What You Should Know Before Setting Up A Joint Bank Account With Your S.O.
Getting a little cozy with your S.O. lately? No, we’re not talking about snuggling up on the couch and watching that show you tell your friends you just love seeing together. We’re talking about money. At some point in your relationship, if it’s serious enough, you might consider setting up a joint bank account. But before signing on the dotted line, there are some things you need to know.
1. Know what you’re signing up for.
You probably already know that setting up a joint bank account means that you’re sharing this account with someone else. What you may not know is that when you sign up together, you need to deal with every situation — like overdraft fees and fraudulent activity — together. The same goes for general spending and managing the account. Also, be aware that you could inherit the entire bank account or lose everything if your partner passes away. Basically, there are a lot of considerations and obligations to take into account so read the fine print.

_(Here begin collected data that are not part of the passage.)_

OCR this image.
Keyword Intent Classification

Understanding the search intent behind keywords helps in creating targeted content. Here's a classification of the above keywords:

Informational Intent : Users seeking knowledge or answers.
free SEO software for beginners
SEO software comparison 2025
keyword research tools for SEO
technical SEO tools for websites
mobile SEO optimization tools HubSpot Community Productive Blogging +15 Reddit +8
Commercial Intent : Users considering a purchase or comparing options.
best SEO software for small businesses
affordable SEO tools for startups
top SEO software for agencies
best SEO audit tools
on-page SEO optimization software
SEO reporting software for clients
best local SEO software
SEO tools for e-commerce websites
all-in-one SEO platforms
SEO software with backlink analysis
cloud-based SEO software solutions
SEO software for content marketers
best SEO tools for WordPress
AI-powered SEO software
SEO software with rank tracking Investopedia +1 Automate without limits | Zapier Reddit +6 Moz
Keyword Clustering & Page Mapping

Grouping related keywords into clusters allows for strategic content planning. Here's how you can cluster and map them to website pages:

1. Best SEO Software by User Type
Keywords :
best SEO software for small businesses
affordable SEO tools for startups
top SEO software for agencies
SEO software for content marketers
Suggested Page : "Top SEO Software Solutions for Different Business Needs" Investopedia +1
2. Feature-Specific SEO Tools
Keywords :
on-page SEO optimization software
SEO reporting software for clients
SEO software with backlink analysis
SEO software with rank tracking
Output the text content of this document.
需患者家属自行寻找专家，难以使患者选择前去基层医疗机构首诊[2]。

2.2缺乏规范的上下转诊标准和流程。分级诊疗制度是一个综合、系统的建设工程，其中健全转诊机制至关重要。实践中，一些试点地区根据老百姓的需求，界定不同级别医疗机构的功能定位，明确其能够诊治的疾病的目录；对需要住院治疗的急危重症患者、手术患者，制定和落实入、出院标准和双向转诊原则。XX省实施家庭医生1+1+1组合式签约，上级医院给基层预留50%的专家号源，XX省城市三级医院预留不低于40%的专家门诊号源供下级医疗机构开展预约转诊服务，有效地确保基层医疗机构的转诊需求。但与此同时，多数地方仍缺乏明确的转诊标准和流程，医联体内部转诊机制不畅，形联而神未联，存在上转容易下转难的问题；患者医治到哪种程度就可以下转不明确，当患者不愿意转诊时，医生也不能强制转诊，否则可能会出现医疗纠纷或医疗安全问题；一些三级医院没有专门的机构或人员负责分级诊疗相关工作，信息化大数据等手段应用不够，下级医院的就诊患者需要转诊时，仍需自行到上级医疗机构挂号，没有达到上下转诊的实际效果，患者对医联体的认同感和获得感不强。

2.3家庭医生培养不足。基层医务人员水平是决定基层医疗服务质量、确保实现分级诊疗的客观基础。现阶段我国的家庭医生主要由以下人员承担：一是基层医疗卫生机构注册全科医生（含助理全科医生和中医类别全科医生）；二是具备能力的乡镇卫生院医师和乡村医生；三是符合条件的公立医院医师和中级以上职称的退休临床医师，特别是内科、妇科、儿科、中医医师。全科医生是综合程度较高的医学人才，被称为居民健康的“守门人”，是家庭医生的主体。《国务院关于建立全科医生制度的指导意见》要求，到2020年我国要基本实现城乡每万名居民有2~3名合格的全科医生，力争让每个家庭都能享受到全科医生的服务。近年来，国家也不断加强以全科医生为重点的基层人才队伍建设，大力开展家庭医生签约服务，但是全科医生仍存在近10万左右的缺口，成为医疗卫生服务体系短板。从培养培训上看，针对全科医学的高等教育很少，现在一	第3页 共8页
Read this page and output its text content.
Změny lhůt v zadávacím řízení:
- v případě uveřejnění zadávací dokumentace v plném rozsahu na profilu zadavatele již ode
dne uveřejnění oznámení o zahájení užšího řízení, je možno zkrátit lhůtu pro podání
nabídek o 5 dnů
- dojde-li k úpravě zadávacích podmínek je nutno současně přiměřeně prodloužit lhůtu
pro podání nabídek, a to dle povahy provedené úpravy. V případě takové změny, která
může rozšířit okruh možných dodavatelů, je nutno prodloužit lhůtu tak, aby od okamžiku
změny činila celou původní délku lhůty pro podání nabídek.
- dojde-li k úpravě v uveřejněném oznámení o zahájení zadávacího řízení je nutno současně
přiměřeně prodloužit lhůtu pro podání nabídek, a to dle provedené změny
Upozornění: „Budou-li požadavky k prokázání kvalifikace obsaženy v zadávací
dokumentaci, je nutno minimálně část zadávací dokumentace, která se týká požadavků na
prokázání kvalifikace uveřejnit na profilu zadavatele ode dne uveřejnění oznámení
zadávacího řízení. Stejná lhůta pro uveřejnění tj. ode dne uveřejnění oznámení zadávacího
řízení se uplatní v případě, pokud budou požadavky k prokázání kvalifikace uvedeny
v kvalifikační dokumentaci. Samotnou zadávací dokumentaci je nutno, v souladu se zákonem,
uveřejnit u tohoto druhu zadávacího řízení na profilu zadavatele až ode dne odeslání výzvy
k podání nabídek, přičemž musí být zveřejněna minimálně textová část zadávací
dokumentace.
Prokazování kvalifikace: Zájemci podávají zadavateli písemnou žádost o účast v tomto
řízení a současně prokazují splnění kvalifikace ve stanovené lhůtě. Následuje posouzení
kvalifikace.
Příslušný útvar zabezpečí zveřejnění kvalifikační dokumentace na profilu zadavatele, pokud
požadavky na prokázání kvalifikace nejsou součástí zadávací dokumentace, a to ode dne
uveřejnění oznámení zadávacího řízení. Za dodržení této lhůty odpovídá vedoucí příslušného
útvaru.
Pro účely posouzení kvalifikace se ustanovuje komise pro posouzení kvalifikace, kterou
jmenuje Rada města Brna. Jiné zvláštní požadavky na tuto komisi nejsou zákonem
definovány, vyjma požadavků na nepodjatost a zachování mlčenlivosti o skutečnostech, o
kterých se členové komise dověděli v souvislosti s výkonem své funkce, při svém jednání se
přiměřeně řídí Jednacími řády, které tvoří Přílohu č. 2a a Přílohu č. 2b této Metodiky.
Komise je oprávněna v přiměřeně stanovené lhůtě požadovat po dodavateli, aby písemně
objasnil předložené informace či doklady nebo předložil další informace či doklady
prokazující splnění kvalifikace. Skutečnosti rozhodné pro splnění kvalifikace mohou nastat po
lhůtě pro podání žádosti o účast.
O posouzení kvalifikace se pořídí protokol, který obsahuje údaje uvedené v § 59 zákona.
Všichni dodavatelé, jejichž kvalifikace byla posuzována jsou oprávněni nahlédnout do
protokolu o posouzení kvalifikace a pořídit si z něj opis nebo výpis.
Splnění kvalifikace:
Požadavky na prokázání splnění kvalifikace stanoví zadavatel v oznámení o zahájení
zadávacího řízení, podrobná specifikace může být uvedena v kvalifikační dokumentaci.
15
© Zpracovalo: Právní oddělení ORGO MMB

2. Decide on what type of joint bank account you want.
Joint Tenants With Rights Of Survivorship Account — This is one of the most common types of joint accounts, and it offers equal ownership to each party. If one party dies, 100 percent of the balance is automatically left to the surviving parties.
Joint Tenants In Common Account — This type of account offers unequal ownership, meaning that one party is the “main” account holder while the other parties have access to the account only as long as the main account allows it. If you’re kicked off the account or the main account holder dies, the remaining parties very rarely are granted funds. Instead, the money goes to the main account holder’s estate, will or closest living relatives.
Tenants By The Entirety Account — This type of account offers equal ownership to all parties, but requires each party to sign off on every transaction. That means that if your boyfriend wants to go out and buy ice cream, you’ll have to have your phone at the ready for when your bank texts you saying “Do you want to approve this?”
3. Weigh the general pros and cons.
Pro: You can pool your funds together into one seamless experience.
Con: If one party overdrafts or mismanages the account in any way, everyone is liable, and their credit scores could be affected.
Pro: Most joint accounts offer double the deposit insurance protection (in case your bank tanks) than if you have a single account. For example, a single account owner may have $100,000 worth of insurance whereas a joint account could have $200,000. Banks and contracts vary, so this isn’t always the case, but it’s pretty great when it is.
Con: If one party unilaterally drains the account, all other parties typically have to seek legal counsel in order to resolve the issue. There is rarely individual protection in these cases.
Pro: If you pay bills together (and we assume you already do if you’re ready to sign up for a joint bank account), you could save time by paying them from one place or having to do the math on who owes who.
Con: Signing on with another party who happens to have poor credit? Once you sign onto a joint bank account with this person, you’ll be “co-scored,” which means that your co-account owner could pull down your credit.
4. Know when to get out…if you need to.
Depending on your contract, you may be able to simply opt out when you’d like, but in other cases you could have to go as far as to sign paperwork relinquishing your rights to the funds. Some banks and contracts require you to close the account altogether if even one party would like to opt out. If you want to leave the joint bank account, you also need to figure out how much of the available balance is yours to take with you. It’s important to keep every transaction documented so that if you have to, you can break down the math and figure out how much of that money is yours.
Takeaways
Hey, things happen. People break up or just choose to go back to handling their money separately. Keep track of your own money…just in case. You may be in *love* forever with your S.O., but you gotta take care of yourself financially, because at the end of the day, you’re responsible for yourself. There’s no harm in keeping score with your joint bank account co-holder. That’s all we’re saying!